The truth is, yes – you can achieve your health and fitness goals in a short period of time, if you put your whole life on hold, and become obsessed with meal-prepping, conscious of every single bite you eat, don’t eat out with friends and work your ass off. Or maybe I’m lazy and incapable of organizing my life – that’s an option, too!  Be it how it may, I knew I wasn’t ready for that kind of commitment, and I was discouraged with people online telling me that ’’if I want to succeed, you have to go all in and give it your best’’. Don’t get me wrong, I’m not saying that’s unhealthy, but I feel like that’s just one of many ways to lead a healthier life.
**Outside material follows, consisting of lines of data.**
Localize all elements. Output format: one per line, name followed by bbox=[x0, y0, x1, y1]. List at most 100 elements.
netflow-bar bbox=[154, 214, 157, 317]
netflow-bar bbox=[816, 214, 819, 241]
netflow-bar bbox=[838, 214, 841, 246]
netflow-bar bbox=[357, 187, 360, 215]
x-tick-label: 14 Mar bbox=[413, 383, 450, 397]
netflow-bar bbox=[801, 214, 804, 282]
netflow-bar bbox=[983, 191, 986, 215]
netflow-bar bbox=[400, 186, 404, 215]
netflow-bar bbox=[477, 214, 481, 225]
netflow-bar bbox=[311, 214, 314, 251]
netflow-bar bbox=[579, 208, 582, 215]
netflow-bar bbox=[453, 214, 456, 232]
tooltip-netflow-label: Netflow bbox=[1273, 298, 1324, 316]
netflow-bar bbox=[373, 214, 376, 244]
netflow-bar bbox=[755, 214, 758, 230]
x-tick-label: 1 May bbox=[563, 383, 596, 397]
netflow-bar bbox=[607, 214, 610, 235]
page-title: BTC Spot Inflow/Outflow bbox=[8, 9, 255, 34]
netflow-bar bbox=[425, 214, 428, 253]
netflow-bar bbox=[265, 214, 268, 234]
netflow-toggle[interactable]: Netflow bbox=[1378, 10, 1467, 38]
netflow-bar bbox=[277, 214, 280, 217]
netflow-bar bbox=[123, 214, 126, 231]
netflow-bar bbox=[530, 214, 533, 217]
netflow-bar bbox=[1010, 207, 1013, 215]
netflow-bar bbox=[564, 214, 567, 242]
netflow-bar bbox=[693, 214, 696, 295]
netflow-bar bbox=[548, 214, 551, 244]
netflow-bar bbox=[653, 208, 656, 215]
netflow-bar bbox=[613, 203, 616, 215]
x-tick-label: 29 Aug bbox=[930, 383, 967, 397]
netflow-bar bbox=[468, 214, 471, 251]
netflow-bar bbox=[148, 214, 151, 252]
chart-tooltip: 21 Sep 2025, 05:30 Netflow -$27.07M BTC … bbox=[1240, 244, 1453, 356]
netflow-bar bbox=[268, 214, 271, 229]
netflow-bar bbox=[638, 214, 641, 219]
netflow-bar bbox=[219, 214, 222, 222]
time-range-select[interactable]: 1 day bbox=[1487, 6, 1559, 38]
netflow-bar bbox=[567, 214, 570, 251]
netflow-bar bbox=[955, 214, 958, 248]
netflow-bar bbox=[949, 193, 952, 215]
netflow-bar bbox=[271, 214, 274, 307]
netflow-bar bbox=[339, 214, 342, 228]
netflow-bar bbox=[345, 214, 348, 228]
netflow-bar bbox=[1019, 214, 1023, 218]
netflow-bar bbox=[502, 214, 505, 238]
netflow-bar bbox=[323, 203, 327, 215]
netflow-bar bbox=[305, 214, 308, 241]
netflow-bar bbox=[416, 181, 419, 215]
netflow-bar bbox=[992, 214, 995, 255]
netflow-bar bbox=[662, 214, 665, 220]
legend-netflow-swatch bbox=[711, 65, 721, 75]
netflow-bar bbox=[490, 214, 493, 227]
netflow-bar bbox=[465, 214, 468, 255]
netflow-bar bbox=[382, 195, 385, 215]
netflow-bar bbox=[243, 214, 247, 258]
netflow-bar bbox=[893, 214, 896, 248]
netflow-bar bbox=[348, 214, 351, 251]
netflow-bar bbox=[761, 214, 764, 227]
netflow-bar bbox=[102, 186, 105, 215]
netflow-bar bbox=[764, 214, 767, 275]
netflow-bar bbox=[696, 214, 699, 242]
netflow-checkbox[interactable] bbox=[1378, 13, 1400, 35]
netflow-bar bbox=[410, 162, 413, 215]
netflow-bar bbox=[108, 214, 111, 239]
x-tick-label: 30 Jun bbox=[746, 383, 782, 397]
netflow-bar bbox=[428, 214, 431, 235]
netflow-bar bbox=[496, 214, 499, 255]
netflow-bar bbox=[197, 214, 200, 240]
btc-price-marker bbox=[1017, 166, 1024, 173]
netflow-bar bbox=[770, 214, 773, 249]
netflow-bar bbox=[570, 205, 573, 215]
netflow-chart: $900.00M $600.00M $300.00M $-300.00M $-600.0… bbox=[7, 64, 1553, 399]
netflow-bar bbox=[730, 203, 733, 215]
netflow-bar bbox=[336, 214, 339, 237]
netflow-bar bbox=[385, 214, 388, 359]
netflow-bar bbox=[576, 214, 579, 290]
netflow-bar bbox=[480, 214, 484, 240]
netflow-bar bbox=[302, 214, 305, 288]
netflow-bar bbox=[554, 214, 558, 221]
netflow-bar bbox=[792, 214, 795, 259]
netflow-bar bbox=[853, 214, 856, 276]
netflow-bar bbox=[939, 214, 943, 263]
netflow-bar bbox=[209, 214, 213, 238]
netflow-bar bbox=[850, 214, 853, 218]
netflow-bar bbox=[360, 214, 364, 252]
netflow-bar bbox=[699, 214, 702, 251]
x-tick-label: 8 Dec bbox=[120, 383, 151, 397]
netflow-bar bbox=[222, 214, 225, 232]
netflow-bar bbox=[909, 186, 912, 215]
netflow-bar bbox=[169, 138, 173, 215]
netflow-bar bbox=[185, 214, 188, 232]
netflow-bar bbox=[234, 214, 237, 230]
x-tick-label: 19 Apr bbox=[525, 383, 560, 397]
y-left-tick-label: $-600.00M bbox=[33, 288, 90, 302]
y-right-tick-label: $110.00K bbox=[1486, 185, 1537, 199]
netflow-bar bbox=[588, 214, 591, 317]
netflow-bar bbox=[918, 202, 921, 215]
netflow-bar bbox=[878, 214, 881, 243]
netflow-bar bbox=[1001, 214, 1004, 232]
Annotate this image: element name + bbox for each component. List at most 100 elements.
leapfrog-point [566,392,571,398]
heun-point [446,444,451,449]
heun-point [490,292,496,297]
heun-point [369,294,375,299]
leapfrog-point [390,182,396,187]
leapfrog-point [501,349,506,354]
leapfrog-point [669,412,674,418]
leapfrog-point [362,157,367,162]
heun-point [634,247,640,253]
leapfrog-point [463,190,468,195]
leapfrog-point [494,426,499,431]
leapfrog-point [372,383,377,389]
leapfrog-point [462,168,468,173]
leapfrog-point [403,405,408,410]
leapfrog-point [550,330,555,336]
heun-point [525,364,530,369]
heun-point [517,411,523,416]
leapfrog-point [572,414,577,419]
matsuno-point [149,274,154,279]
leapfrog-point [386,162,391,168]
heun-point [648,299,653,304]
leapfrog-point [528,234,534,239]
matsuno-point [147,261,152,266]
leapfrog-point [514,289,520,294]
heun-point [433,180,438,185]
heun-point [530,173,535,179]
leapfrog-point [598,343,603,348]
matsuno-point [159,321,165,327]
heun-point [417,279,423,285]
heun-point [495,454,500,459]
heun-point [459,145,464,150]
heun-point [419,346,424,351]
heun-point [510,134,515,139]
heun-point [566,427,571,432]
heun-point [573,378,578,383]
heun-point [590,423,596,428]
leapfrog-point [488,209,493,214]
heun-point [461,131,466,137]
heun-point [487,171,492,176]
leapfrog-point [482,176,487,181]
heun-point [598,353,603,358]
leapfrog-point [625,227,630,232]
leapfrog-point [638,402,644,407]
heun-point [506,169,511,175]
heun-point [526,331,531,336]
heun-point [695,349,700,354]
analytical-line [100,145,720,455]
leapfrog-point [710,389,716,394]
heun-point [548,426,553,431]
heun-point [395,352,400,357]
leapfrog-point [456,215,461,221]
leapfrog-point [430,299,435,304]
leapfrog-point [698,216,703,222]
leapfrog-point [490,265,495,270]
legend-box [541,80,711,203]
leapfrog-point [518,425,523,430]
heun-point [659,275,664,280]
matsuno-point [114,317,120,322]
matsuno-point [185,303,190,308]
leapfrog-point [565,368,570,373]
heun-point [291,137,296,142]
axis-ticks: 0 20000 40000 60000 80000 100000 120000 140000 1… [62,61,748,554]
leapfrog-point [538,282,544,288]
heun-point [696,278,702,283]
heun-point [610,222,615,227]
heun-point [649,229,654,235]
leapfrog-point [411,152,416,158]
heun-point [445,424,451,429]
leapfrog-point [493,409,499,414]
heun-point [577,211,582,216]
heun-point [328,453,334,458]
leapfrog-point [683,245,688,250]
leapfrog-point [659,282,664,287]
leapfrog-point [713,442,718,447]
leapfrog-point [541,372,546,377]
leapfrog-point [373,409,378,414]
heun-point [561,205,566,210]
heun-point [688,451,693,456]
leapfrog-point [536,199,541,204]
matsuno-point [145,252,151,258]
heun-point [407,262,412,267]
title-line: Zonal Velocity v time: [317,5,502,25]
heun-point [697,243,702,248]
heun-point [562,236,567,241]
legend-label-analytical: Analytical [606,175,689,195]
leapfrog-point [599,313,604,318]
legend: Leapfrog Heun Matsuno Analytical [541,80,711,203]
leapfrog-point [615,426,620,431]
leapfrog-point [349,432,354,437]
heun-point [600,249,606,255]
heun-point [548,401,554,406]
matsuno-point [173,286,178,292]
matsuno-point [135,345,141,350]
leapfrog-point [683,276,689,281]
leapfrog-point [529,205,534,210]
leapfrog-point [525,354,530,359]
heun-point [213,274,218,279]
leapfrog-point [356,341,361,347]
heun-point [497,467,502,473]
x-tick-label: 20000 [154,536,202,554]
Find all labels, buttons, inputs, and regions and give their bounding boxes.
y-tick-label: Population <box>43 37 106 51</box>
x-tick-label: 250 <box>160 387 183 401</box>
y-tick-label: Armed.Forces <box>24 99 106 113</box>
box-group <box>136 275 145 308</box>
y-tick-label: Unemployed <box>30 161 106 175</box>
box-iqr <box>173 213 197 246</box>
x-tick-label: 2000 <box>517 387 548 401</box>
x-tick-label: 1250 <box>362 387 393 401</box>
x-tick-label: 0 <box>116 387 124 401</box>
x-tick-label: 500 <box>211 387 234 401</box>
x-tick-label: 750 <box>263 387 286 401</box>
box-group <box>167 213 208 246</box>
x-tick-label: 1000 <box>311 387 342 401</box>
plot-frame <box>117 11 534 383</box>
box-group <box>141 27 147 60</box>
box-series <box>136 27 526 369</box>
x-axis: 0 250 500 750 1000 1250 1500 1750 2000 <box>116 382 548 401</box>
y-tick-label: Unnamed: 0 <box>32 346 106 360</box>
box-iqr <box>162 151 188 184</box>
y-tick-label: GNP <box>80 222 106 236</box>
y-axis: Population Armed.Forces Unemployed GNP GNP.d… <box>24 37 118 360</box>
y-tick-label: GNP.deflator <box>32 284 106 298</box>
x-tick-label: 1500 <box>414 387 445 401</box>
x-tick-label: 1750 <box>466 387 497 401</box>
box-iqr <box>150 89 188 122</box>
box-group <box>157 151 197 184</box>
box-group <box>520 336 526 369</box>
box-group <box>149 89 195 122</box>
One Friday night I went for a few beers with a college buddy of mine, who was always the active type, but never a fitness freak, I found him to be very real and relatable, so I casually mentioned my health struggles to him. What he told me became my mantra from that moment on: „It’s really not that complicated Mike, just do what feels good and don’t be a jerk to your body, basically“. With that ’philosophy’, I decided to start making small changes every day, and move as much as possible.

I implemented a few rules, that I now live by:

  1. Take seconds only on special occasions. No buts.
  2. Eat a balanced diet. If I crave something, I’ll consider substituting that food with a healthier version, BUT if I feel that won’t make me satisfied – I’ll go ahead and indulge, just won’t be a jerk doing it, as my friend would put it  That means I won’t indulge every day, and I’ll follow rule no 1.
  3. JUST MOVE. You really don’t need a special program to succeed. As soon as I started adjusting my workouts to my mood, I found it much easier to train 4-5 times a week. When I’m full of energy, I’ll do a HIIT routine, and switch to yoga the next day in order to give my muscles time to recover. On the weekends when I have the time, I’ll hit the gym and lift some weights. Other times I’ll walk my dog and call it a day. My greatest achievement is that I stopped feeling like a failure if I missed my workout day, as I did when I did all those pre-scheduled programs.
  4. Give yourself time. Human body adjusts to change, yes, but if you’re not 100% focused on living healthy and training every day, that change will come gradually, in a period of 6-12 months. But guess what? What takes longer, lasts longer. You’ll slowly adjust your body to changes in diet and exercise, and soon enough, they will become your new normal.

I’m thirty-something now, living a healthy, balanced life, without a particular diet or a fitness plan. And yes, I’ve lost the 30 pounds, and gained considerable muscle mass, but most importantly, I can move and run and jump without feeling like I’m going to die, I feel happy and energized, and I enjoy my health journey.

There are a lot of advice online, and a lot of good ones, too. I’d just like you to read my story and realize that it’s okay to progress slower than expected, the only important thing is not to give up, to find what you enjoy and give yourself some slack. Small things add up in time, you just stick with them.